图片 1.png The above figure shows the workflow of the metrics module, which works as follows:

  1. load Exporter and Registry implementation classes based on configuration using SPI mechanism;
  2. based on the message subscription and notification mechanism, listen for state change events for all global transactions and publish to EventBus;
  3. event subscribers consume events and write the generated metrics to Registry;
  4. the monitoring system (e.g. prometheus) pulls data from the Exporter.

TC Core Metrics

image.png

TM Core Metrics

image.png

RM Core Metrics

image.png

Large Cap Showcase

lQLPJxZhZlqESU3NBpjNBp6w8zYK6VbMgzYCoKVrWEDWAA_1694_1688.png

Tracing dimensions

Why does Seata need tracing?

  1. for the business side, how much of a drain on business performance will the introduction of Seata cause? Where is the main time consumption? How to optimise the business logic? These are all unknown.
  2. All the message records of Seata are persisted through the log to fall the disc, but the log is very unfriendly to users who do not understand Seata. Can we improve the efficiency of transaction link scheduling by accessing Tracing?
  3. for novice users, can through Tracing records, quickly understand the working principle of seata, reduce the threshold of seata use.

Seata's tracing solution

  • Seata defines Header information in a custom RPC message protocol;
  • SkyWalking intercepts the specified RPC message and injects tracing related span information;
  • The lifecycle scope of the span is defined with the RPC message sending & receiving as the threshold.

Based on the above approach, Seata implements transaction-wide tracing, please refer to Accessing Skywalking for [Seata application | Seata-server] for specific access.

tracing effects

  • Based on the demo scenario:
  1. user requests transaction service
  2. transaction service locks inventory
  3. the transaction service creates a bill
  4. The billing service performs a debit

image.png

  • Transaction link for GlobalCommit success (example)

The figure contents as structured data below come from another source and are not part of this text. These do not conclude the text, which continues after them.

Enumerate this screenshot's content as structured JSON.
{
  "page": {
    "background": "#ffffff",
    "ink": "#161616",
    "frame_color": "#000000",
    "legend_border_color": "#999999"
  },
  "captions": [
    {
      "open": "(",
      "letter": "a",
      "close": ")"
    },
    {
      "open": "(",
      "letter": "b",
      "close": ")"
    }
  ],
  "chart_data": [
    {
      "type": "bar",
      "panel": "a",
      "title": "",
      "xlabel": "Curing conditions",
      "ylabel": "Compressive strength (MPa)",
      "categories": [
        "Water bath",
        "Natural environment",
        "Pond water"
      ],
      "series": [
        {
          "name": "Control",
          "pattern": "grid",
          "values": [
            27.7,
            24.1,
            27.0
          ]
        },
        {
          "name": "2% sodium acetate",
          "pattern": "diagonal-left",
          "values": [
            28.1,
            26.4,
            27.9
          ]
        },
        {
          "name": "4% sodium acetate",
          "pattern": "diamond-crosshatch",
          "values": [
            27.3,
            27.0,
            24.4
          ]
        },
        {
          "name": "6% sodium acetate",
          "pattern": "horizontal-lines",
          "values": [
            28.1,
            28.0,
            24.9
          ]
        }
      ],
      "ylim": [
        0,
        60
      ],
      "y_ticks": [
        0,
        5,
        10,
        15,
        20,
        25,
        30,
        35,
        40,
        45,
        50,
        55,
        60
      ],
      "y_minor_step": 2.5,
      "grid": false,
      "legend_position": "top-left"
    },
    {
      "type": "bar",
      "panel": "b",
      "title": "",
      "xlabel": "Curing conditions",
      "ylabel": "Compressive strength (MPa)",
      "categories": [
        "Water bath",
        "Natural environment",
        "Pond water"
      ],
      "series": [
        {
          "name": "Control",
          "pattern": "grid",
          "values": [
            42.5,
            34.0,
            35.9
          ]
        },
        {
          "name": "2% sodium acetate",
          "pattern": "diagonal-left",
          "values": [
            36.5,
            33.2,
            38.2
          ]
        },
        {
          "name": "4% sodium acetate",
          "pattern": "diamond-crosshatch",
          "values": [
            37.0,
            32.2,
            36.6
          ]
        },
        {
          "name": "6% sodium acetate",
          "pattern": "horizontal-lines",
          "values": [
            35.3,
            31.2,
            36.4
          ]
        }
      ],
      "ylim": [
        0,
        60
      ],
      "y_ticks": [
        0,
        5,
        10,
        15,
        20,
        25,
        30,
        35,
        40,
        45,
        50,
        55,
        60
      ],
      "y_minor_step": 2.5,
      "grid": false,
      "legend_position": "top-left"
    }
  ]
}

image.png image.png image.png

Logging dimension

Design Ideas

image.png Logging is the bottom of the observable dimensions. Placed at the bottom, in fact, is the design of our log format, only a good log format, we can make it a better collection, modular storage and display. On top of it, is the log collection, storage, monitoring, alarms, data visualisation, these modules are more ready-made tools, such as Ali's SLS logging service, and ELK's set of technology stack, we are more overhead costs, access complexity, ecological prosperity, etc. as a consideration.

Log format design

Here we take a log format of Seata-Server as a case study: image.png

  • Thread pool canonical naming: When there are more thread pools and threads, canonical thread naming can clearly show the execution order of the threads that are executed in an unordered way.
  • Traceability of method class names: Quickly locate specific code blocks.
  • Key Runtime Information Transparency: Focus on highlighting key logs and not printing non-critical logs to reduce log redundancy.
  • Extensible message format: Reduce the amount of code modification by extending the output format of the message class.

Summary & Outlook

Metrics

Summary: basically achieve quantifiable and observable distributed transactions. Prospect: more granular metrics, broader ecological compatibility.

Tracing

Summary: Traceability of the whole chain of distributed transactions. Prospect: trace transaction links according to xid, and quickly locate the root cause of abnormal links.

Logging

Summary: Structured log format. Prospect: Evolution of log observable system.